I had a family bring in a boy who ten years old and unconscious into Urgence.  The parents had come in on October 4th because the boy had a high fever and wasn’t eating.  He was diagnosed with malaria with a count of 0.40%, which is high.  The parents left the hospital, taking their child home without getting him treatment.  Now four days later on October 8th they return with him, and he is unconscious having developed cerebral malaria.  The family around the child’s bed looks at me like I am going to save their child. As if I, Carlie Munroe have the power to cure him of his malaria. They don’t realize that he probably won’t make it through the night.  They are crying holding his hand, but all I want to do is yell at them.  I have so much anger; I know the minute I start yelling I won’t stop.  So I hold it in and say nothing.  Why didn’t they get him the treatment he needed on the 4th when he was diagnosed with malaria? Why are they here now four days later?! They act so sad, but this is their entire fault!  Their child will die because they didn’t get him treatment when he was diagnosed.  I want to yell at them and tell them how he will die because they didn’t get him treatment.

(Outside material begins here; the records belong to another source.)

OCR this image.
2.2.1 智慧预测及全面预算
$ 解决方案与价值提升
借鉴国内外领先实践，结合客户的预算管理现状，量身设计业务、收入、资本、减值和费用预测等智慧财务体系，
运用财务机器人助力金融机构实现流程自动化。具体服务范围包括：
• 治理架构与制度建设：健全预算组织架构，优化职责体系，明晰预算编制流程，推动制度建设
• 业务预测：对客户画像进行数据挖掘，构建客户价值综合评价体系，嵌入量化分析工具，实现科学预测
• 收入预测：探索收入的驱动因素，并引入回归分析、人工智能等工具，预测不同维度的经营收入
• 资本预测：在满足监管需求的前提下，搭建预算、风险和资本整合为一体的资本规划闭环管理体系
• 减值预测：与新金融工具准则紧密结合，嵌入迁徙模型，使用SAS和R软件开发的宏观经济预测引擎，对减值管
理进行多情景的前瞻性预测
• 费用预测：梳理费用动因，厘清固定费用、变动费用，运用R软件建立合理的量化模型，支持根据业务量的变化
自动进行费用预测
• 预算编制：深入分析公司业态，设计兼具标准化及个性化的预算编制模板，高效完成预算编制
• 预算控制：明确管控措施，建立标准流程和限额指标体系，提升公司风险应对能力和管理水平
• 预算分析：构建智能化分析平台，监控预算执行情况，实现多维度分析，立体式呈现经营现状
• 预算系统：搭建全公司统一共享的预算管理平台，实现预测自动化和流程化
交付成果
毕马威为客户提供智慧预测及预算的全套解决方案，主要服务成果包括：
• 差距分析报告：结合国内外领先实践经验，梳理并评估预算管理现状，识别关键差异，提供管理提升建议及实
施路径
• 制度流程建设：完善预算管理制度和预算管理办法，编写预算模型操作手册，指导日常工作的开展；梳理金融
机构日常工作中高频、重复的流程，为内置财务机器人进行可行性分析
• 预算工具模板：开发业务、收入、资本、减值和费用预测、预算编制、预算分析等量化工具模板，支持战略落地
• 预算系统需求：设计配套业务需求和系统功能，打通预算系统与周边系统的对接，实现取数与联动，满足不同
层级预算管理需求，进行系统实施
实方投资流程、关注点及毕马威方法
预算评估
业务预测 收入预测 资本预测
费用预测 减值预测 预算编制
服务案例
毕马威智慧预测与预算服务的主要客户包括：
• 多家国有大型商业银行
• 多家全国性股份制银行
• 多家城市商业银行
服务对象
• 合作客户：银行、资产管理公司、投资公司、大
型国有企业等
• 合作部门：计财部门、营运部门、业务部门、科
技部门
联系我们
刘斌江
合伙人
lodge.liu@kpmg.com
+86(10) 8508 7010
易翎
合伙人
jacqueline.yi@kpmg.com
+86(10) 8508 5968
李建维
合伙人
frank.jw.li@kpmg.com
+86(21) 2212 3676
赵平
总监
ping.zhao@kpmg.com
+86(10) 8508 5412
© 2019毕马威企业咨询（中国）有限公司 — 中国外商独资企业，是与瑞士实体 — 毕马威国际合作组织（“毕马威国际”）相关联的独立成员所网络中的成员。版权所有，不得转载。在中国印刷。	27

I want them to realize that this could have been prevented!  But I don’t say anything; I hold my anger in check.  Instead I put an IV in and start his malaria treatment; knowing that it will not help.  He will be dead by tomorrow.
I am a nurse in the Bere Hospital in Chad Africa.  But I feel so useless at times.  I realize I can’t save them all, but it doesn’t make it any easier.  I have lost count of how may children I have seen die, how may I have held I my arms knowing death is inevitable.  Death is like a shadow here in Africa, always right behind you, and it is wearing me down.  I am so weary and my soul feels tired.  I have long since stopped crying over all the death I see; my tears have all dried up; there is none left.  I pray that God will soften my heart, but I feel like my heart has turned to stone.  I know if I let myself cry, that I won’t be able to stop.  So instead I pray to God for the strength to go one for another day, and remind myself that God’s heart is not made of stone.  That I might not be able to cry, but God does, and cares for every child in Africa even if the parents don’t.
I am a nurse in the Bere Hospital in Chad Africa.  At times I am discouraged, but the good moments far out way the bad ones. God brought me here to serve his children and I am trying to the best of my ability.  As I recheck the quinine drip on my unconscious child I let go of some of my anger towards his parents; and as I do my heart of stone starts to beat again.